The Chile and Singapore agreements require only that countries enforce their existing labor laws, even if those laws are too weak to protect workers' human rights and punish abusers. In Central America that simply won't work.

Take El Salvador. In February, while conducting investigations for Human Rights Watch, I found rampant abuse of workers' human rights, largely due to weak laws and a government with little interest in enforcing --much less improving -- them. Union leaders and members are illegally fired with no right to reinstatement. Employers share lists of "troublemakers," making it difficult, if not impossible, for workers who stand up for their rights to find jobs. And children as young as 10 cut sugar cane under hazardous conditions, while labor ministry officials regard them as "parents' helpers" and look the other way. Even current and former labor ministry officials, speaking anonymously for fear of reprisals, acknowledged to me the ministry's systematic failure to follow mandatory inspection procedures, reluctance to report harmful child labor in agriculture, indifference to and complicity in anti-union conduct, and obstruction of union registration.

To account for these and other serious labor rights abuses in the region, the United States should negotiate provisions in CAFTA that address two fundamental questions: What would motivate Central American countries with weak labor laws and even weaker enforcement mechanisms to start upholding international standards? And what would motivate them to continue to do so?

The answer to the first question should be based on the U.S.-Cambodia textile agreement, touted by U.S. Trade Representative Robert Zoellick as "an excellent example of the way trade agreements lead to economic growth and promote a greater respect for workers' rights." The agreement allows the United States to raise limits on its Cambodian textile imports if working conditions in that sector "substantially comply" with local labor laws and international standards.

A similar approach to U.S. market access under CAFTA should be adopted.
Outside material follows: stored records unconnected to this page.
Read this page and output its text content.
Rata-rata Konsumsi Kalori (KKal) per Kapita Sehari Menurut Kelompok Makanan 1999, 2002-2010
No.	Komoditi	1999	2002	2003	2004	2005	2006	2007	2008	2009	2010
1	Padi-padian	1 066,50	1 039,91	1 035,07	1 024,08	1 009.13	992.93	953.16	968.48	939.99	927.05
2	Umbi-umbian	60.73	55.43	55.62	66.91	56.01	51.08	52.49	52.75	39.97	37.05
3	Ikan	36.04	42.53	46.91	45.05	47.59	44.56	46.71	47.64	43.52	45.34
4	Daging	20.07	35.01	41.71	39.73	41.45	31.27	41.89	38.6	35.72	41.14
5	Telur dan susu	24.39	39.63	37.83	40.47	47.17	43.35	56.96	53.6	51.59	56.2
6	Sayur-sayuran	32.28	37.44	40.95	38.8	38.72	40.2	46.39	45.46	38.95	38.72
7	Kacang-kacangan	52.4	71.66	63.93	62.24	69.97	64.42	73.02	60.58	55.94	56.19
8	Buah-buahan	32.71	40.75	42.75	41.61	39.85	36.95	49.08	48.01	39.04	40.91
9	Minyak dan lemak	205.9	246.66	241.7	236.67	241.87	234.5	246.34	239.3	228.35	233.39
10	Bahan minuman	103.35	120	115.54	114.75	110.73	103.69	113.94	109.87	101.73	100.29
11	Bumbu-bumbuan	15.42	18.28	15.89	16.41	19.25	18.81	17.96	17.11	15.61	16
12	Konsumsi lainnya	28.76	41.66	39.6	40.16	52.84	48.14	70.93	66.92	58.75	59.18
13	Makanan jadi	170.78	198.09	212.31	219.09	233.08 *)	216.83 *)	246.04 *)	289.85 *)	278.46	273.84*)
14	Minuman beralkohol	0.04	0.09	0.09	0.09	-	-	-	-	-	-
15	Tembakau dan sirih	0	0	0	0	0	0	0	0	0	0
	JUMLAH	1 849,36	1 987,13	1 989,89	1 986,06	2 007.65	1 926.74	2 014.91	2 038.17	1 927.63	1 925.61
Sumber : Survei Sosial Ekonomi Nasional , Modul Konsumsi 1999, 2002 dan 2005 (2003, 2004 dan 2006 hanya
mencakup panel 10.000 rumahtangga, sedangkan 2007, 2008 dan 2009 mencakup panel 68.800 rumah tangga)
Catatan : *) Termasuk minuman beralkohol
The United States ought to grant tariff reductions only if it determines, in annual reviews, that the Central American countries' labor laws have been amended to comply with international standards and that they are effectively enforced. The reviews should be conducted, and the reductions granted, sector by sector. And the International Labor Organization should have a key monitoring role, as it does with the U.S.-Cambodia agreement.

This approach creates an incentive -- a carrot, not a stick -- to encourage respect for workers' human rights, granting tariff reductions commensurate with the speed at which countries improve labor conditions. It turns the "race to the bottom" on its head, as five Central American countries strive for high labor standards to gain greater access to U.S. markets. It avoids the broad-brush approach of sanctioning a country for the ills of one sector, because problem sectors are denied tariff reductions while better-performing sectors enjoy them.

But what prevents Central American countries from reverting to their old laws -- or even weakening them -- when tariffs are fully eliminated? Nothing, under the CAFTA labor rights provisions that the United States proposed in May. To prevent such backsliding, CAFTA should also require that domestic labor laws continue to meet international standards and not later be lowered to attract trade or investment. Violations of these requirements should carry the same penalties as CAFTA's commercial provisions, including possible fines and sanctions.

What if CAFTA fails to include these provisions? Central American countries will have no incentive to improve their deficient labor laws. They will enjoy ever-greater tariff benefits, while labor rights abuses persist. And the Bush administration will have lost an opportunity to demonstrate how free trade can benefit workers.